It seems odd that days after we were told by Goldman Sachs’s CEO, Lloyd Blankfein, that bankers are doing “God’s work”, we are still having active debates about how to regulate these selfless apostles of capitalism.
The latest foray into financial reform comes from the Senate. Senator Christopher Dodd will propose creating a single U.S. regulator that would strip the Federal Reserve and Federal Deposit Insurance Corp. of bank- supervision authority, according to a report from Bloomberg. Dodd, according to the Bloomberg report, has faulted the U.S. bank regulation system, saying “it encourages charter shopping and a ‘race to the bottom’ by agencies to win oversight roles.” Bloomberg notes that “his proposal goes further than proposals by President Barack Obama and House Financial Services Committee Chairman Barney Frank to merge the OTS and OCC.”
Certainly, almost anything is an improvement over the abomination that came out of Barney Frank’s committee. But we feel that the ‘race to the regulatory bottom’ could easily be solved via a simple mechanism: If you don’t fall in line with our regulatory requirements, you’re simply denied a banking license to operate in this country. Problem solved. The United States is the biggest banking market in the world. Do you think any major bank would willingly vacate this market?
And even if the “too big to fail” behemoths decided to transplant a bunch of their operations elsewhere, the country would still be left with thousands of community banks which could fill the void and better fulfill the public purpose described by Mr Blankfein: namely, to “help companies to grow by helping them to raise capital”, rather than extracting their pound of flesh via grotesquely high financial intermediary fees, as is the case today.
We have argued before on New Deal 2.0 that the FDIC is best suited to carry on the role of chief systemic regulator, given its role as deposit insurer. That regulator has the best institutional incentives to be concerned with systemic risk and to be a vigorous regulator. It should be the least subject to regulatory capture (a pervasive problem at the Fed, which is full of quant economists who have virtually no interaction with other Fed examiners).
But WHO controls the banks is ultimately less important than HOW we control the banks’ activities. Oversight is all very nice, but at times it pays to get back to first principles. What on earth is the public purpose of these things?
Banks are set up and supported by government for the further benefit of the macro economy via providing a payments system and lending in a way that is specifically defined by regulators. Newsflash: the public purpose of banking is NOT to provide profits per se to shareholders. Rather, the provision of the ability to earn profits is only a tool used to support the attendant public purpose. Banks should only be allowed to lend directly to borrowers, and then service and keep those loans on their own balance sheets.

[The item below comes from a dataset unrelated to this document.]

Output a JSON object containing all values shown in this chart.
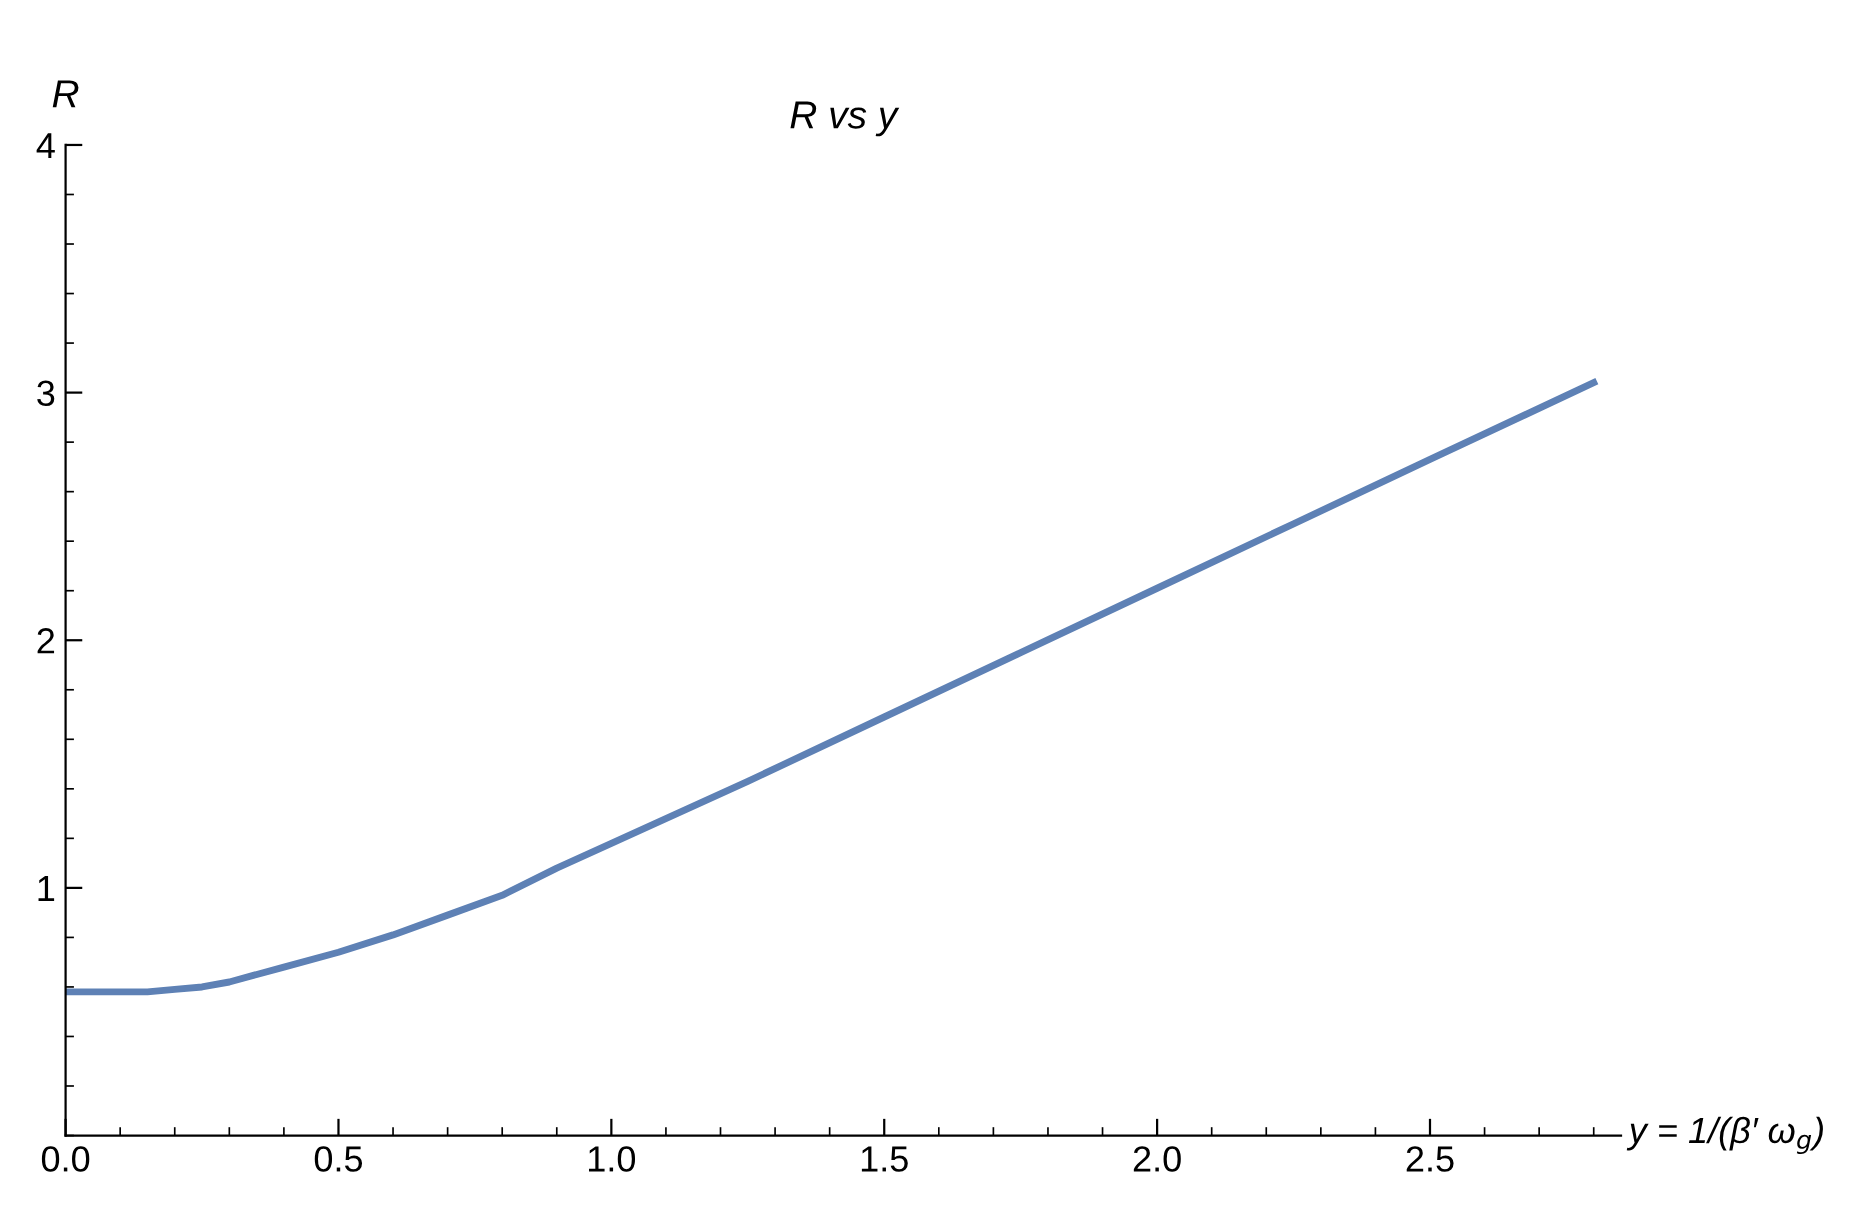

There is no further public purpose served by selling loans or other financial assets to third parties, but there are substantial real costs to government in regulating and supervising those activities. There are severe consequences for failure to adequately regulate and supervise those secondary market activities as well.
Banks should be prohibited from engaging in any secondary market activity because it serves no public purpose and may result in severe social costs in the case of regulatory and supervisory lapses. Some argue that these areas might be profitable for the banks, but this is not a reason to extend government sponsored enterprises into those areas. Therefore, banks should not be allowed to buy (or sell) credit default insurance. The public purpose of banking as a public/private partnership is to allow the private sector to price risk, rather than have the public sector pricing risk through publicly owned banks.
If a bank instead relies on credit default insurance, then it is transferring that pricing of risk to a third party, which is counter to the public purpose of the current public/private banking system. Banks should not be allowed to engage in proprietary trading or any profit-making ventures beyond basic lending. If the public sector wants to venture out of banking for some presumed public purpose it can be done through other outlets.
If the activities of the banks are not facilitating the production and movement of real goods and services what public purpose do they serve? It is clear they have made a small number of people fabulously wealthy. It is also clear that they have damaged the prospects for disadvantaged workers in many parts of the world.
It’s more obvious to all of us now that when the system comes unstuck through the complexity of these transactions and the impossibility of correctly pricing risk, the real economies across the globe suffer. The consequences have been devastating in terms of lost employment and income and lost wealth.
All governments should sign an agreement which would make all financial transactions that cannot be shown to facilitate funding for real goods and services illegal. Simple as that. When we keep these principles at the front of the argument, we can see that what Senator Dodd and Congressman Frank are arguing about is akin to how to rearrange the deck chairs on the Titanic.